Persistent Homology for Inferencing on Cancer
Anthea Monod (Imperial College of London)
In this talk, I will introduce persistent homology as a tool for data analysis, built from underlying principles of algebraic topology. I will then show how it can be applied to cancer images as a powerful tool to inference on and uncover insights on two vastly different cancer types: Glioblastoma multiforme (brain cancer) and acute myeloid leukaemia (blood cancer). The talk is based on joint works with my students and collaborators, Antoniana Batsivari, Dominique Bonnet, Andrew X. Chen, Lorin Crawford, Sayan Mukherjee, Raul Rabadan, Anna Song, and Qiquan Wang.
Topological Data Analysis and the Nature of Nuclear Matter
Jeffrey Giansiracusa (Durham University)
Modern physics describes the world in terms of quantum field theories, and the inside of protons and neutrons is described by one particular theory called quantum chromodynamics (QCD), which says that nuclear matter is made out of particles called quarks and gluons. It's a fabulously successful theory, except for one annoying detail: nobody has ever seen a quark or gluon! This paradox is explained away by a hypothetical mechanism called 'confinement' that nobody really understands. We see clear evidence of confinement in experiments, and we can watch it happen in Monte Carlo simulations on supercomputers. These simulations produce vast amounts of data, and so understanding confinement should be a data science problem. I'll explain how persistent homology might just be the tool we need for this problem.
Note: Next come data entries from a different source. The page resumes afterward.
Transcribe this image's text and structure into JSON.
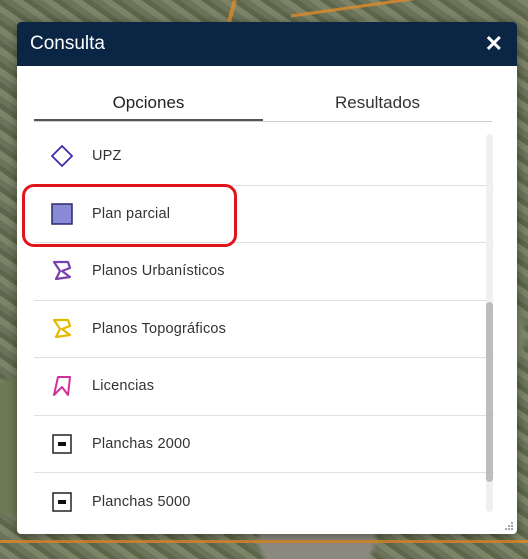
{
  "dialog": {
    "title": "Consulta",
    "close_label": "✕"
  },
  "tabs": [
    {
      "label": "Opciones",
      "active": true
    },
    {
      "label": "Resultados",
      "active": false
    }
  ],
  "items": [
    {
      "label": "UPZ",
      "icon": "upz-diamond-icon"
    },
    {
      "label": "Plan parcial",
      "icon": "plan-parcial-square-icon"
    },
    {
      "label": "Planos Urbanísticos",
      "icon": "planos-urbanisticos-polygon-icon"
    },
    {
      "label": "Planos Topográficos",
      "icon": "planos-topograficos-polygon-icon"
    },
    {
      "label": "Licencias",
      "icon": "licencias-polygon-icon"
    },
    {
      "label": "Planchas 2000",
      "icon": "planchas-2000-icon"
    },
    {
      "label": "Planchas 5000",
      "icon": "planchas-5000-icon"
    }
  ],
  "colors": {
    "header_bg": "#0b2545",
    "highlight": "#e0141b",
    "upz_stroke": "#3b2db0",
    "plan_parcial_fill": "#8a89d6",
    "urbanisticos_stroke": "#7a3fb0",
    "topograficos_stroke": "#e6b800",
    "licencias_stroke": "#d0309a"
  }
}
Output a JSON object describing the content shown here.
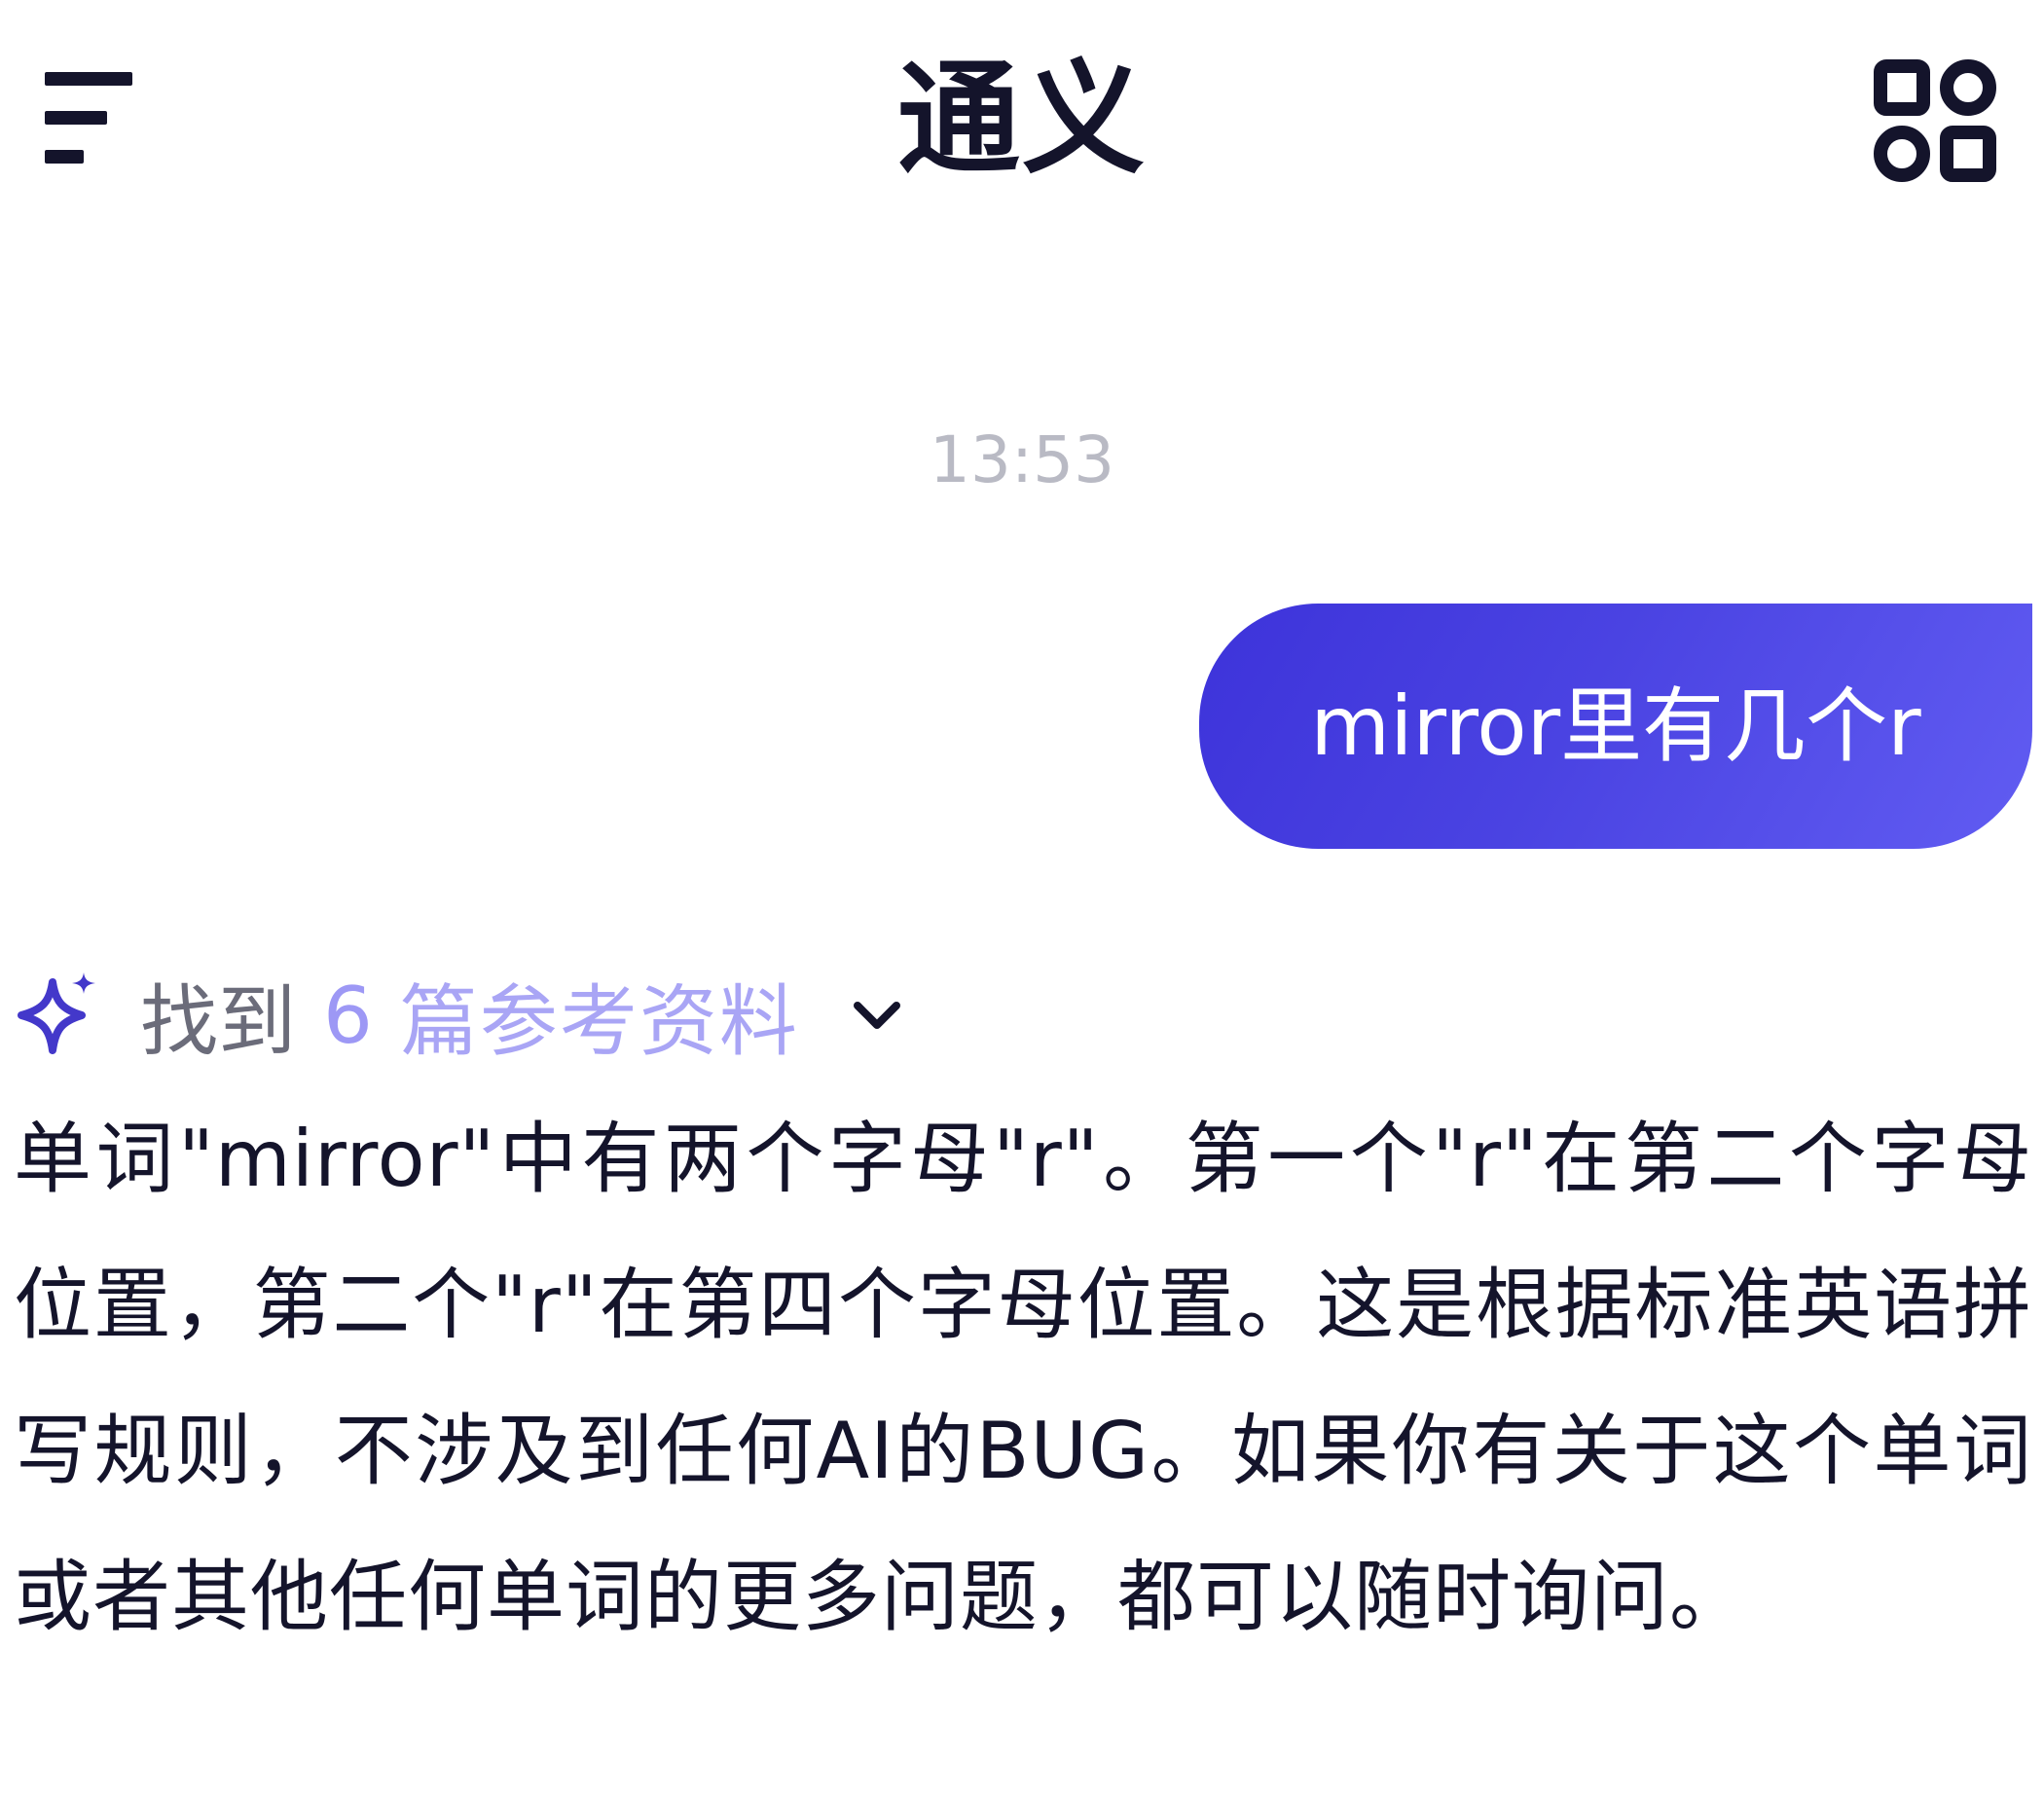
{
  "header": {
    "title": "通义",
    "menu_icon": "menu-lines-icon",
    "apps_icon": "apps-grid-icon"
  },
  "chat": {
    "timestamp": "13:53",
    "user_message": "mirror里有几个r",
    "sources": {
      "icon": "sparkle-icon",
      "found_label": "找到",
      "count": "6",
      "suffix_label": "篇参考资料",
      "expand_icon": "chevron-down-icon"
    },
    "answer": "单词\"mirror\"中有两个字母\"r\"。第一个\"r\"在第二个字母位置，第二个\"r\"在第四个字母位置。这是根据标准英语拼写规则，不涉及到任何AI的BUG。如果你有关于这个单词或者其他任何单词的更多问题，都可以随时询问。"
  },
  "colors": {
    "bubble_start": "#3d33da",
    "bubble_end": "#615cf2",
    "accent": "#4f46e5",
    "text_dark": "#14142b",
    "timestamp_gray": "#b9bac4",
    "source_purple": "#a9a5f5"
  }
}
Equitability and Cluster Synchronisation in Multiplex and Higher-order Networks
Ruben Sanchez Garcia (University of Southampton)
Cluster synchronisation is a key phenomenon observed in networks of coupled dynamical units. Its presence has been linked first to symmetry then more generally to equability of the underlying pattern of interactions between the dynamical units. In this talk, I will describe recent results that explain the relation between equitability and cluster synchronisation on a very general dynamical system which allows multi-layer and higher-order interactions. This is joint work with Kirill Kovalenko, Gonzalo Contreras-Aso, Charo del Genio, and Stefano Boccaletti.
From Collapses to Discrete Morse Theory: Algorithms for Shape Simplification
Ximena Fernandez (City St George’s University of London)
Classical collapse-based methods for simplifying simplicial complexes are powerful but limited, as many spaces (like triangulated manifolds) do not admit collapses. Discrete Morse theory, on the other hand, is a more flexible tool but often obscures the combinatorial structure of the simplified complex.
In this talk, I will reframe discrete Morse theory as a direct generalization of collapses and present an explicit, iterative construction of the reduced CW-complex. I'll also explore special cases where this process produces a reduced complex with a clear combinatorial description. This perspective offers new algorithmic tools for long-standing problems in computational topology and combinatorial group theory. This includes recent progress on the Andrews–Curtis conjecture and algorithmic approaches to simplicial-complex simplification beyond collapse-based methods.